Members of the 2021 WNBA champion Chicago Sky team joined political leaders, national nonprofits and ESPN staffers Wednesday at Rosenblum Park, 7547 S. Euclid Ave.
Title IX was passed June 23, 1972, to prevent discrimination based on sex in any educational program that receives federal funds.
The legislation is considered a milestone in the push for gender equality and is well-known for its role in expanding women and girls’ participation in sports. The U.S. Department of Education announced in June 2021 Title IX protections extend to trans students, according to Politico.
To honor the law, volunteers helped renovate a field at Rosenblum Park, which will exclusively be used by softball teams to complement the baseball fields at the other end of the grounds.
Kahleah Copper, a guard and forward for the Sky, said the renovated field will offer skill-building and community to South Shore girls — much like the basketball hoops at 33rd and Diamond streets in North Philadelphia did for her.
“Just walking up to [Rosenblum Park], I felt like I was home,” said Copper, who was the 2021 WNBA Finals MVP. “I think this is a great place for young girls to have a safe space to be able to come out and compete with their friends, or come out here by themselves and get better.”
South Shore nonprofit Lost Boyz Inc. will use the field for its Lost Girlz MVP Youth Softball Program, which teaches softball, tutoring and civic engagement. National nonprofit RISE will hold panels at the park focused on equity for Black residents.
“In the landscape of fastpitch softball, you don’t see many Black girls playing,” Lost Boyz founder LaVonté Stewart said. “There’s so much opportunity … for fun; there’s an opportunity for scholarships to college because you play.”
Alds. Greg Mitchell (7th) and Michelle Harris (8th), state Sen. Robert Peters and mayoral candidate and state Rep. Kam Buckner also attended Wednesday’s celebration.

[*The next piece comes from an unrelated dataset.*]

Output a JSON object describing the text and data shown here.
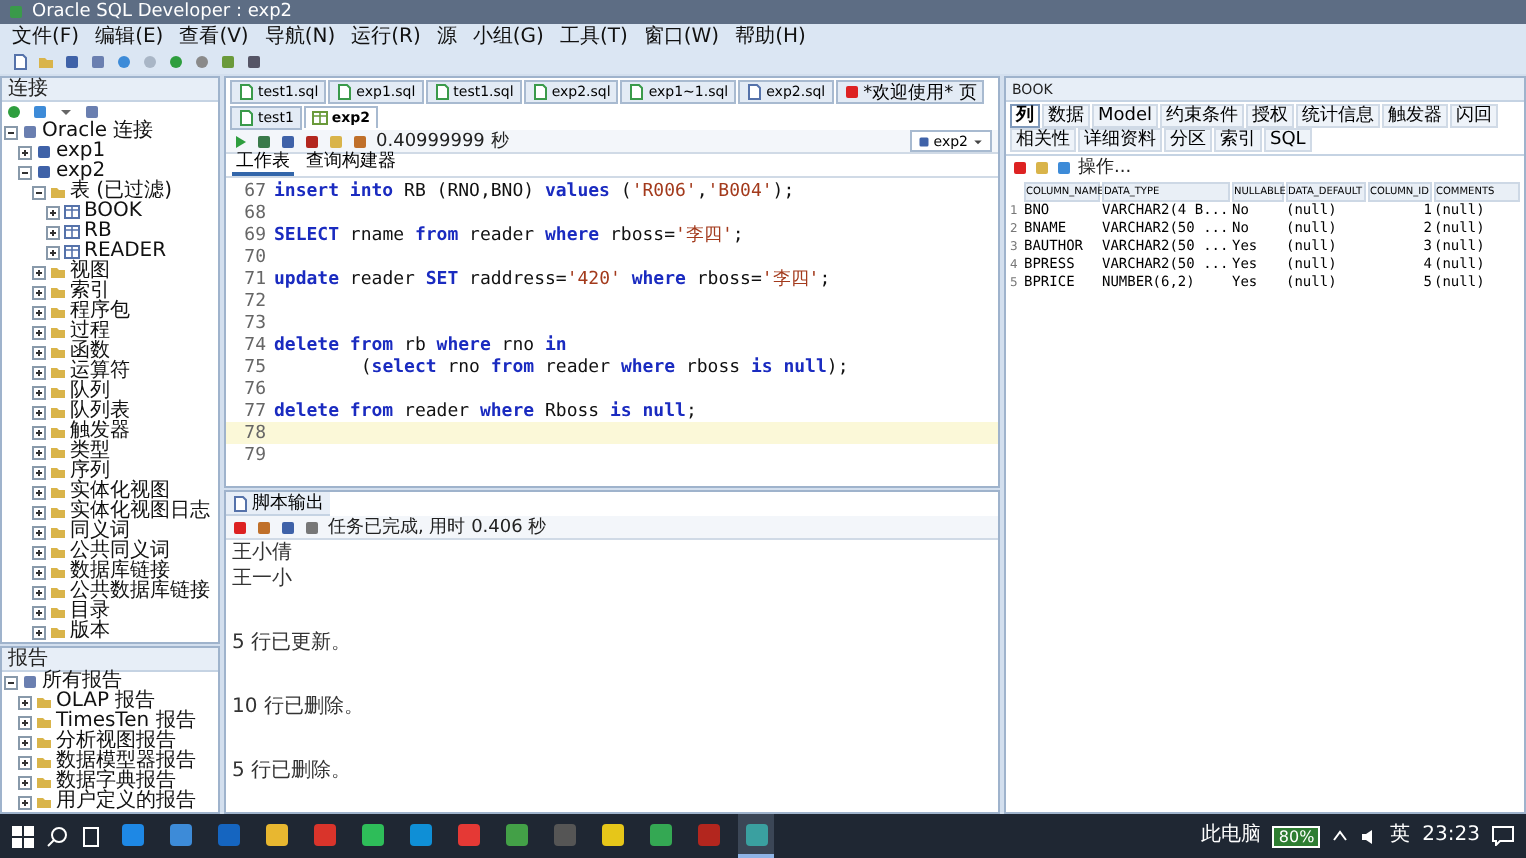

Chicago first lady Amy Eshleman spoke at the ceremony, touting the My CHI. My Future. app as a way to get youth involved in summer programs like the ones planned for the Rosenblum Park field.
ESPN partnered with Lost Boyz, RISE and nonprofit love.fútbol to renovate the softball field and provide its programs. ESPN will fund the project for the next year, said Kevin Martinez, the media company’s corporate citizenship vice president.
The Rosenblum Park field is part of ESPN’s month-long commemoration of Title IX’s 50th anniversary. The initiative includes the documentary “Dream On,” which explores the 1996 U.S. Olympic women’s basketball team’s role in launching the WNBA. It also debuted Wednesday.
“If you go back to the spaces that you’re in, and the girls’ opportunities are not the same as the boys’, you can speak up and get that for them,” said Sarah Spain, the event’s host and an espnW reporter.
“Don’t just assume that if the boys have better facilities and resources and coaches and money and equipment, that that’s just the way it is. That is illegal thanks to Title IX.”